Under the noisy conflict of the Wisconsin governor and his employees, the disputed budget bill, 144 pages long, contains language that allows privatization of any public utility, and declares any such decision to be automatically labelled as “in the public good.” To reassure us, the Koch Brothers, lately so much in the limelight, have announced that they are not interested in acquiring any of those utilities. “The lady doth protest too much, methinks.”

Privatization of public property benefits private interests. We have seen how Russia’s oligarchs rooted their huge fortunes in the deals that denationalized all of the State’s properties. At the very least such privatization can lead to cronyism and corruption on a grand scale.

And the one obstacle on this road are the few public employees that are exercising their legal rights to collective action to oppose this law. Which contains also language to delegitimize…...collective action. Under the cloak of freedom corporations are promoting the idea that each worker negotiate on her or his own, standing alone, confronting the corporate lawyers and human resource professionals. Each employee, ignorant of what his or her colleagues’ position is, will stand naked in the howling winds of corporatism.

Mind you that I am not against the corporate entities looking for their own profit and best interests. But I believe that, for the sake of a level playing field, the individual worker or employee, that is all and any of us, should be able to have access to shared resources to establish his or her best interests. That is what unionization is all about. And it must have worked, or how can we otherwise explain the unrelenting and ferocious attacks of the corporate right on them.

There is a space for groups of people banding together to profitably produce goods or services under the banner of corporations, and there is a similar space for the common man, the citizen, to band together and defend her or his rights as an individual.

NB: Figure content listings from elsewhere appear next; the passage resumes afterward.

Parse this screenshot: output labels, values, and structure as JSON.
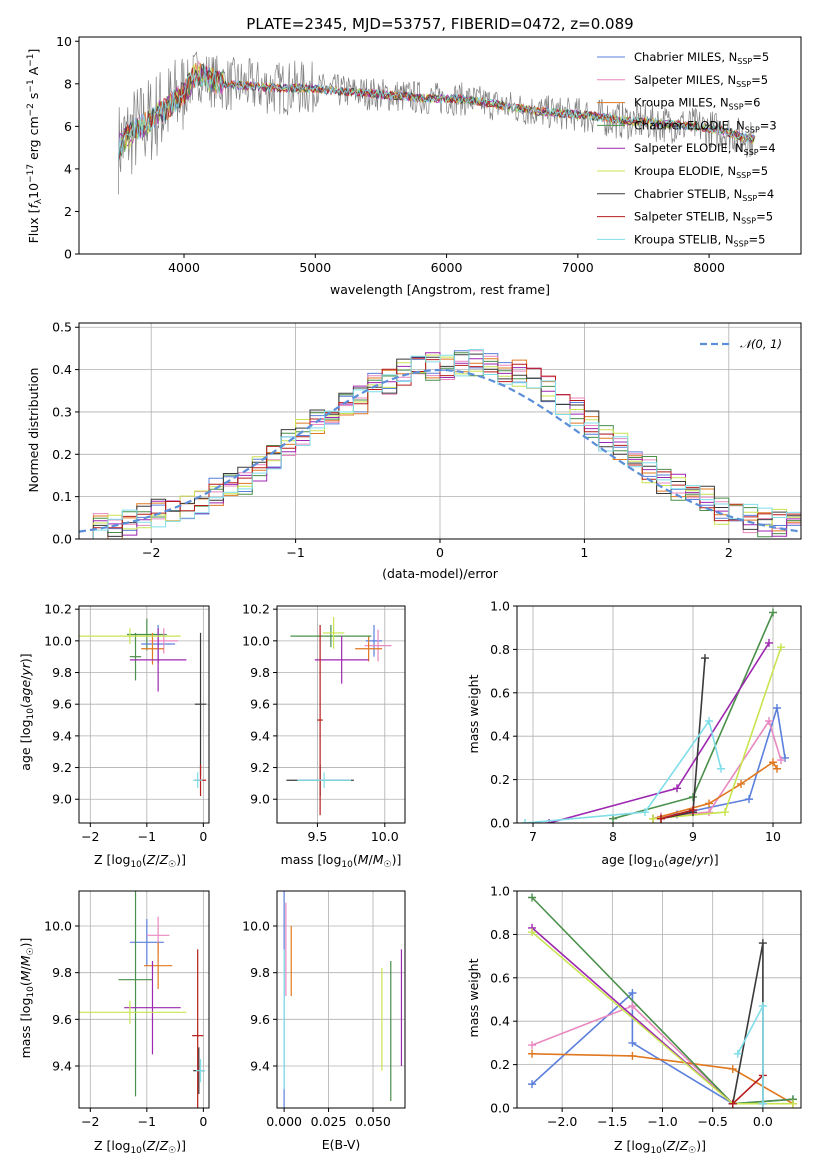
{
  "chart_data": [
    {
      "id": "spectrum",
      "type": "line",
      "title": "PLATE=2345, MJD=53757, FIBERID=0472, z=0.089",
      "xlabel": "wavelength [Angstrom, rest frame]",
      "ylabel": "Flux [f_λ 10^-17 erg cm^-2 s^-1 A^-1]",
      "xlim": [
        3200,
        8700
      ],
      "ylim": [
        0,
        10.2
      ],
      "xticks": [
        4000,
        5000,
        6000,
        7000,
        8000
      ],
      "yticks": [
        0,
        2,
        4,
        6,
        8,
        10
      ],
      "grid": false,
      "legend_position": "top-right",
      "continuum": {
        "x": [
          3500,
          3600,
          3700,
          3800,
          3900,
          4000,
          4100,
          4200,
          4300,
          4500,
          4700,
          4900,
          5100,
          5300,
          5500,
          5700,
          5900,
          6100,
          6300,
          6500,
          6700,
          6900,
          7100,
          7300,
          7500,
          7700,
          7900,
          8100,
          8300
        ],
        "y": [
          5.0,
          5.7,
          6.1,
          6.6,
          7.0,
          7.6,
          8.5,
          8.2,
          8.0,
          7.9,
          7.8,
          7.8,
          7.7,
          7.6,
          7.5,
          7.4,
          7.3,
          7.3,
          7.1,
          6.9,
          6.7,
          6.6,
          6.5,
          6.3,
          6.2,
          6.1,
          6.0,
          5.8,
          5.4
        ]
      },
      "series": [
        {
          "name": "Chabrier MILES, N",
          "sub": "SSP",
          "suffix": "=5",
          "color": "#5b7fdc"
        },
        {
          "name": "Salpeter MILES, N",
          "sub": "SSP",
          "suffix": "=5",
          "color": "#e889c0"
        },
        {
          "name": "Kroupa MILES, N",
          "sub": "SSP",
          "suffix": "=6",
          "color": "#e07820"
        },
        {
          "name": "Chabrier ELODIE, N",
          "sub": "SSP",
          "suffix": "=3",
          "color": "#4a8f4a"
        },
        {
          "name": "Salpeter ELODIE, N",
          "sub": "SSP",
          "suffix": "=4",
          "color": "#9d27b0"
        },
        {
          "name": "Kroupa ELODIE, N",
          "sub": "SSP",
          "suffix": "=5",
          "color": "#c8e450"
        },
        {
          "name": "Chabrier STELIB, N",
          "sub": "SSP",
          "suffix": "=4",
          "color": "#3a3a3a"
        },
        {
          "name": "Salpeter STELIB, N",
          "sub": "SSP",
          "suffix": "=5",
          "color": "#b71c1c"
        },
        {
          "name": "Kroupa STELIB, N",
          "sub": "SSP",
          "suffix": "=5",
          "color": "#80deea"
        }
      ]
    },
    {
      "id": "residuals",
      "type": "bar",
      "xlabel": "(data-model)/error",
      "ylabel": "Normed distribution",
      "xlim": [
        -2.5,
        2.5
      ],
      "ylim": [
        0,
        0.51
      ],
      "xticks": [
        -2,
        -1,
        0,
        1,
        2
      ],
      "yticks": [
        0.0,
        0.1,
        0.2,
        0.3,
        0.4,
        0.5
      ],
      "grid": true,
      "legend_position": "top-right",
      "reference": {
        "name": "N(0,1)",
        "color": "#5b8fd9"
      },
      "bin_width": 0.1,
      "bins_start": -2.5,
      "histogram": [
        0.02,
        0.025,
        0.03,
        0.04,
        0.05,
        0.06,
        0.07,
        0.08,
        0.09,
        0.11,
        0.12,
        0.14,
        0.17,
        0.2,
        0.23,
        0.25,
        0.27,
        0.29,
        0.31,
        0.33,
        0.36,
        0.37,
        0.39,
        0.4,
        0.41,
        0.41,
        0.42,
        0.42,
        0.41,
        0.4,
        0.39,
        0.37,
        0.35,
        0.32,
        0.3,
        0.27,
        0.24,
        0.22,
        0.19,
        0.16,
        0.14,
        0.12,
        0.1,
        0.09,
        0.07,
        0.06,
        0.05,
        0.04,
        0.035,
        0.03
      ]
    },
    {
      "id": "age-vs-z",
      "type": "scatter",
      "xlabel": "Z [log10(Z/Z☉)]",
      "ylabel": "age [log10(age/yr)]",
      "xlim": [
        -2.2,
        0.1
      ],
      "ylim": [
        8.85,
        10.22
      ],
      "xticks": [
        -2,
        -1,
        0
      ],
      "yticks": [
        9.0,
        9.2,
        9.4,
        9.6,
        9.8,
        10.0,
        10.2
      ],
      "grid": true,
      "points": [
        {
          "x": -1.0,
          "y": 10.04,
          "xerr": 0.35,
          "yerr": 0.1,
          "series": 3
        },
        {
          "x": -0.8,
          "y": 9.98,
          "xerr": 0.3,
          "yerr": 0.12,
          "series": 0
        },
        {
          "x": -0.7,
          "y": 10.0,
          "xerr": 0.25,
          "yerr": 0.08,
          "series": 1
        },
        {
          "x": -0.9,
          "y": 9.95,
          "xerr": 0.2,
          "yerr": 0.1,
          "series": 2
        },
        {
          "x": -1.2,
          "y": 9.9,
          "xerr": 0.1,
          "yerr": 0.15,
          "series": 3
        },
        {
          "x": -0.8,
          "y": 9.88,
          "xerr": 0.5,
          "yerr": 0.2,
          "series": 4
        },
        {
          "x": -1.3,
          "y": 10.03,
          "xerr": 0.9,
          "yerr": 0.05,
          "series": 5
        },
        {
          "x": -0.05,
          "y": 9.6,
          "xerr": 0.1,
          "yerr": 0.45,
          "series": 6
        },
        {
          "x": -0.05,
          "y": 9.12,
          "xerr": 0.1,
          "yerr": 0.1,
          "series": 7
        },
        {
          "x": -0.1,
          "y": 9.12,
          "xerr": 0.08,
          "yerr": 0.05,
          "series": 8
        }
      ]
    },
    {
      "id": "age-vs-mass",
      "type": "scatter",
      "xlabel": "mass [log10(M/M☉)]",
      "ylabel": "",
      "xlim": [
        9.2,
        10.15
      ],
      "ylim": [
        8.85,
        10.22
      ],
      "xticks": [
        9.5,
        10.0
      ],
      "yticks": [
        9.0,
        9.2,
        9.4,
        9.6,
        9.8,
        10.0,
        10.2
      ],
      "grid": true,
      "points": [
        {
          "x": 9.92,
          "y": 10.0,
          "xerr": 0.06,
          "yerr": 0.1,
          "series": 0
        },
        {
          "x": 9.95,
          "y": 9.97,
          "xerr": 0.1,
          "yerr": 0.1,
          "series": 1
        },
        {
          "x": 9.88,
          "y": 9.95,
          "xerr": 0.1,
          "yerr": 0.08,
          "series": 2
        },
        {
          "x": 9.6,
          "y": 10.03,
          "xerr": 0.3,
          "yerr": 0.07,
          "series": 3
        },
        {
          "x": 9.68,
          "y": 9.88,
          "xerr": 0.2,
          "yerr": 0.15,
          "series": 4
        },
        {
          "x": 9.62,
          "y": 10.05,
          "xerr": 0.08,
          "yerr": 0.1,
          "series": 5
        },
        {
          "x": 9.52,
          "y": 9.12,
          "xerr": 0.25,
          "yerr": 0.1,
          "series": 6
        },
        {
          "x": 9.52,
          "y": 9.5,
          "xerr": 0.02,
          "yerr": 0.6,
          "series": 7
        },
        {
          "x": 9.55,
          "y": 9.12,
          "xerr": 0.2,
          "yerr": 0.05,
          "series": 8
        }
      ]
    },
    {
      "id": "weight-vs-age",
      "type": "line",
      "xlabel": "age [log10(age/yr)]",
      "ylabel": "mass weight",
      "xlim": [
        6.8,
        10.35
      ],
      "ylim": [
        0.0,
        1.0
      ],
      "xticks": [
        7,
        8,
        9,
        10
      ],
      "yticks": [
        0.0,
        0.2,
        0.4,
        0.6,
        0.8,
        1.0
      ],
      "grid": true,
      "series_points": [
        {
          "series": 0,
          "x": [
            8.5,
            8.8,
            9.7,
            10.05,
            10.15
          ],
          "y": [
            0.02,
            0.04,
            0.11,
            0.53,
            0.3
          ]
        },
        {
          "series": 1,
          "x": [
            8.6,
            9.2,
            9.95,
            10.1
          ],
          "y": [
            0.03,
            0.05,
            0.47,
            0.29
          ]
        },
        {
          "series": 2,
          "x": [
            8.5,
            9.2,
            9.6,
            10.0,
            10.05
          ],
          "y": [
            0.02,
            0.09,
            0.18,
            0.28,
            0.25
          ]
        },
        {
          "series": 3,
          "x": [
            8.0,
            9.0,
            10.0
          ],
          "y": [
            0.02,
            0.12,
            0.97
          ]
        },
        {
          "series": 4,
          "x": [
            7.2,
            8.8,
            9.95
          ],
          "y": [
            0.0,
            0.16,
            0.83
          ]
        },
        {
          "series": 5,
          "x": [
            8.5,
            9.4,
            10.1
          ],
          "y": [
            0.02,
            0.05,
            0.81
          ]
        },
        {
          "series": 6,
          "x": [
            8.6,
            9.0,
            9.15
          ],
          "y": [
            0.02,
            0.05,
            0.76
          ]
        },
        {
          "series": 7,
          "x": [
            8.6,
            9.0
          ],
          "y": [
            0.02,
            0.06
          ]
        },
        {
          "series": 8,
          "x": [
            6.9,
            8.4,
            9.2,
            9.35
          ],
          "y": [
            0.0,
            0.05,
            0.47,
            0.25
          ]
        }
      ]
    },
    {
      "id": "mass-vs-z",
      "type": "scatter",
      "xlabel": "Z [log10(Z/Z☉)]",
      "ylabel": "mass [log10(M/M☉)]",
      "xlim": [
        -2.2,
        0.1
      ],
      "ylim": [
        9.22,
        10.15
      ],
      "xticks": [
        -2,
        -1,
        0
      ],
      "yticks": [
        9.4,
        9.6,
        9.8,
        10.0
      ],
      "grid": true,
      "points": [
        {
          "x": -1.0,
          "y": 9.93,
          "xerr": 0.3,
          "yerr": 0.1,
          "series": 0
        },
        {
          "x": -0.8,
          "y": 9.96,
          "xerr": 0.2,
          "yerr": 0.08,
          "series": 1
        },
        {
          "x": -0.8,
          "y": 9.83,
          "xerr": 0.25,
          "yerr": 0.1,
          "series": 2
        },
        {
          "x": -1.2,
          "y": 9.77,
          "xerr": 0.3,
          "yerr": 0.5,
          "series": 3
        },
        {
          "x": -0.9,
          "y": 9.65,
          "xerr": 0.5,
          "yerr": 0.2,
          "series": 4
        },
        {
          "x": -1.3,
          "y": 9.63,
          "xerr": 1.0,
          "yerr": 0.05,
          "series": 5
        },
        {
          "x": -0.08,
          "y": 9.38,
          "xerr": 0.1,
          "yerr": 0.1,
          "series": 6
        },
        {
          "x": -0.1,
          "y": 9.53,
          "xerr": 0.1,
          "yerr": 0.37,
          "series": 7
        },
        {
          "x": -0.05,
          "y": 9.38,
          "xerr": 0.08,
          "yerr": 0.05,
          "series": 8
        }
      ]
    },
    {
      "id": "mass-vs-ebv",
      "type": "scatter",
      "xlabel": "E(B-V)",
      "ylabel": "",
      "xlim": [
        -0.004,
        0.068
      ],
      "ylim": [
        9.22,
        10.15
      ],
      "xticks": [
        0.0,
        0.025,
        0.05
      ],
      "xtick_labels": [
        "0.000",
        "0.025",
        "0.050"
      ],
      "yticks": [
        9.4,
        9.6,
        9.8,
        10.0
      ],
      "grid": true,
      "points": [
        {
          "x": 0.001,
          "y": 9.9,
          "yerr": 0.2,
          "series": 1
        },
        {
          "x": 0.004,
          "y": 9.85,
          "yerr": 0.15,
          "series": 2
        },
        {
          "x": 0.0,
          "y": 9.7,
          "yerr": 0.5,
          "series": 0
        },
        {
          "x": 0.06,
          "y": 9.55,
          "yerr": 0.3,
          "series": 3
        },
        {
          "x": 0.066,
          "y": 9.65,
          "yerr": 0.25,
          "series": 4
        },
        {
          "x": 0.055,
          "y": 9.6,
          "yerr": 0.22,
          "series": 5
        },
        {
          "x": 0.0,
          "y": 9.6,
          "yerr": 0.3,
          "series": 8
        }
      ]
    },
    {
      "id": "weight-vs-z",
      "type": "line",
      "xlabel": "Z [log10(Z/Z☉)]",
      "ylabel": "mass weight",
      "xlim": [
        -2.45,
        0.38
      ],
      "ylim": [
        0.0,
        1.0
      ],
      "xticks": [
        -2.0,
        -1.5,
        -1.0,
        -0.5,
        0.0
      ],
      "xtick_labels": [
        "−2.0",
        "−1.5",
        "−1.0",
        "−0.5",
        "0.0"
      ],
      "yticks": [
        0.0,
        0.2,
        0.4,
        0.6,
        0.8,
        1.0
      ],
      "grid": true,
      "series_points": [
        {
          "series": 0,
          "x": [
            -2.3,
            -1.3,
            -1.3,
            -0.3,
            0.3
          ],
          "y": [
            0.11,
            0.53,
            0.3,
            0.02,
            0.04
          ]
        },
        {
          "series": 1,
          "x": [
            -2.3,
            -1.3,
            -0.3
          ],
          "y": [
            0.29,
            0.47,
            0.02
          ]
        },
        {
          "series": 2,
          "x": [
            -2.3,
            -1.3,
            -0.3,
            0.3
          ],
          "y": [
            0.25,
            0.24,
            0.18,
            0.02
          ]
        },
        {
          "series": 3,
          "x": [
            -2.3,
            -0.3,
            0.3
          ],
          "y": [
            0.97,
            0.02,
            0.04
          ]
        },
        {
          "series": 4,
          "x": [
            -2.3,
            -0.3
          ],
          "y": [
            0.83,
            0.02
          ]
        },
        {
          "series": 5,
          "x": [
            -2.3,
            -0.3,
            0.3
          ],
          "y": [
            0.81,
            0.02,
            0.02
          ]
        },
        {
          "series": 6,
          "x": [
            -0.3,
            0.0,
            0.0
          ],
          "y": [
            0.02,
            0.76,
            0.02
          ]
        },
        {
          "series": 7,
          "x": [
            -0.3,
            0.0
          ],
          "y": [
            0.02,
            0.15
          ]
        },
        {
          "series": 8,
          "x": [
            -0.25,
            0.0,
            0.0
          ],
          "y": [
            0.25,
            0.47,
            0.02
          ]
        }
      ]
    }
  ]
}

The corporate world rightfully exists to promote the creation of wealth that did not exist before, within the laws democratically adopted in a representative democracy that delimit and define the proper territory of their activity. The government has a duty to preserve the balanced and equitable distribution of the common wealth among all citizens. But, as David Brooks points out in today’s New York Times, in this country this debate has yet to take place.